NVIDIA / TensorRT-LLM

TensorRT-LLM provides users with an easy-to-use Python API to define Large Language Models (LLMs) and build TensorRT engines that contain state-of-the-art optimizations to perform inference efficiently on NVIDIA GPUs. TensorRT-LLM also contains components to create Python and C++ runtimes that execute those TensorRT engines.
https://nvidia.github.io/TensorRT-LLM
Apache License 2.0
7.42k stars 801 forks source link

SmoothQuant test of llava error #1206

Open dongxuemin666 opened 4 months ago

dongxuemin666 commented 4 months ago

System Info

Linux

Who can help?

No response

Information

Tasks

Reproduction

1 Use SmoothQuant to quantization llava model 2 Use "INT8 KV cache + per-channel weight-only" to quantization llava model

Expected behavior

Run through successfully

actual behavior

Error encountered like below: RuntimeError: "addmm_implcpu" not implemented for 'Half'

additional notes

Is these methods are not suppported for llava?

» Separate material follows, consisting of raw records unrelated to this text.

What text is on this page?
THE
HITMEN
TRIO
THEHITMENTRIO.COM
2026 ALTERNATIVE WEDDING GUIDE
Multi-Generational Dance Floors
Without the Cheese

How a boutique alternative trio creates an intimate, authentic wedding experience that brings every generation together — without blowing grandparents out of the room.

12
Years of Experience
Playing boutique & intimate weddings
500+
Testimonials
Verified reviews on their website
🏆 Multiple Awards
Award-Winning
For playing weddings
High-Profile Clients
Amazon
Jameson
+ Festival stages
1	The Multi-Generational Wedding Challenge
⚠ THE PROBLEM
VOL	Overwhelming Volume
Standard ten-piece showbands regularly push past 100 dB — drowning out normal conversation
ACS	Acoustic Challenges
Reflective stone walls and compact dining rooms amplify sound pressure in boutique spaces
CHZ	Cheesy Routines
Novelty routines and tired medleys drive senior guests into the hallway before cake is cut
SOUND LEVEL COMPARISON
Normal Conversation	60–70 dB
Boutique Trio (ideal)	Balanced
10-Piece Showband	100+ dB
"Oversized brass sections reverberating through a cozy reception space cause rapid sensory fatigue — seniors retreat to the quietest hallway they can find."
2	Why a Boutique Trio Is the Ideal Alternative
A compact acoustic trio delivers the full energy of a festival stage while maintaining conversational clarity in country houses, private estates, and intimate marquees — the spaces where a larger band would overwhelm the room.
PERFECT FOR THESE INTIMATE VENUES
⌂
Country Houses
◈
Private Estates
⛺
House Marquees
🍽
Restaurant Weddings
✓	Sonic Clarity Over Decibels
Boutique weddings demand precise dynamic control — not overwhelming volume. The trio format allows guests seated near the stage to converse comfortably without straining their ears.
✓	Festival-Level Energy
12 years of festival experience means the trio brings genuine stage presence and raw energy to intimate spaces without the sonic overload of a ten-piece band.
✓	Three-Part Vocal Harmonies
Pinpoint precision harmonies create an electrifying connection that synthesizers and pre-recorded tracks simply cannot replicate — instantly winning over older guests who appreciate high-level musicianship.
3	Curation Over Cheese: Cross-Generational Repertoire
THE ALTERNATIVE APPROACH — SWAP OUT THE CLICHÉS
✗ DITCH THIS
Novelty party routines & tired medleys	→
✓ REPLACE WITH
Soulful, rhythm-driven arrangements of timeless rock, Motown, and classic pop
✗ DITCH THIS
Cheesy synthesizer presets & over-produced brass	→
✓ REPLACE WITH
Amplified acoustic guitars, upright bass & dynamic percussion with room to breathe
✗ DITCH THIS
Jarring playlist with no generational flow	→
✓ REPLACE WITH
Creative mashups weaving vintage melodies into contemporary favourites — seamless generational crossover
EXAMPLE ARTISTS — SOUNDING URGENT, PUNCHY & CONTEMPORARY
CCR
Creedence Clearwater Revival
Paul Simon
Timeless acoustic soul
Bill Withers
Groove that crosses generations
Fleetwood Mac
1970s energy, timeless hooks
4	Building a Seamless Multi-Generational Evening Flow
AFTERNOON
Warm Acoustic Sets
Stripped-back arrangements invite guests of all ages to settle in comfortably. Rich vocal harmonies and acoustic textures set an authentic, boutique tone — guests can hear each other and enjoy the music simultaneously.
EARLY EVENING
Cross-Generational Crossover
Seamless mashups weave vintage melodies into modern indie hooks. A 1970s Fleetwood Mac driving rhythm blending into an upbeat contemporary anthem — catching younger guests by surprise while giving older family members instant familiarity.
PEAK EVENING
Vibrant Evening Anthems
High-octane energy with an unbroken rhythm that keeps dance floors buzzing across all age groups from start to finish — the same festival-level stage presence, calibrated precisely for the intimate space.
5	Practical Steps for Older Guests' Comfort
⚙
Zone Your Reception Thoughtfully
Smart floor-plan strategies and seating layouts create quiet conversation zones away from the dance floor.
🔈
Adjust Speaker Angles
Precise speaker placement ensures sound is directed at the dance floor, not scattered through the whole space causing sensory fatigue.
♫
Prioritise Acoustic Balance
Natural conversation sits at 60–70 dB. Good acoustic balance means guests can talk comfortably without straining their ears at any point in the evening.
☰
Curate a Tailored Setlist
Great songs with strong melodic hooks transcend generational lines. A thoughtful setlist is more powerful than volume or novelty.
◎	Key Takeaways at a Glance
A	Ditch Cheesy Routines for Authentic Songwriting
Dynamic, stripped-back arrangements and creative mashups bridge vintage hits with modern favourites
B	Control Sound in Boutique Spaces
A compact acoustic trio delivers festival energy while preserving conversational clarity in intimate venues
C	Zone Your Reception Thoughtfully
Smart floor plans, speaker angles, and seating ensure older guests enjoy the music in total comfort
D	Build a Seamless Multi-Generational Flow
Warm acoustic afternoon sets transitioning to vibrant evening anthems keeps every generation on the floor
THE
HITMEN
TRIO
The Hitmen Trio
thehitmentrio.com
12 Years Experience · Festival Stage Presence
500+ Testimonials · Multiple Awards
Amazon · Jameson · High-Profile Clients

Tracin commented 3 months ago

Hi, could you share your command please?

felixslu commented 3 months ago

I have the same problem!

Tensorrtllm v0.8.0,Use "INT8 KV cache + per-channel weight-only" for llama7B

felixslu commented 3 months ago

I have the same problem!

Tensorrtllm v0.8.0,Use "INT8 KV cache + per-channel weight-only" for llama7B

I kown the problem. You should check which device your model running on,cpu or gpu.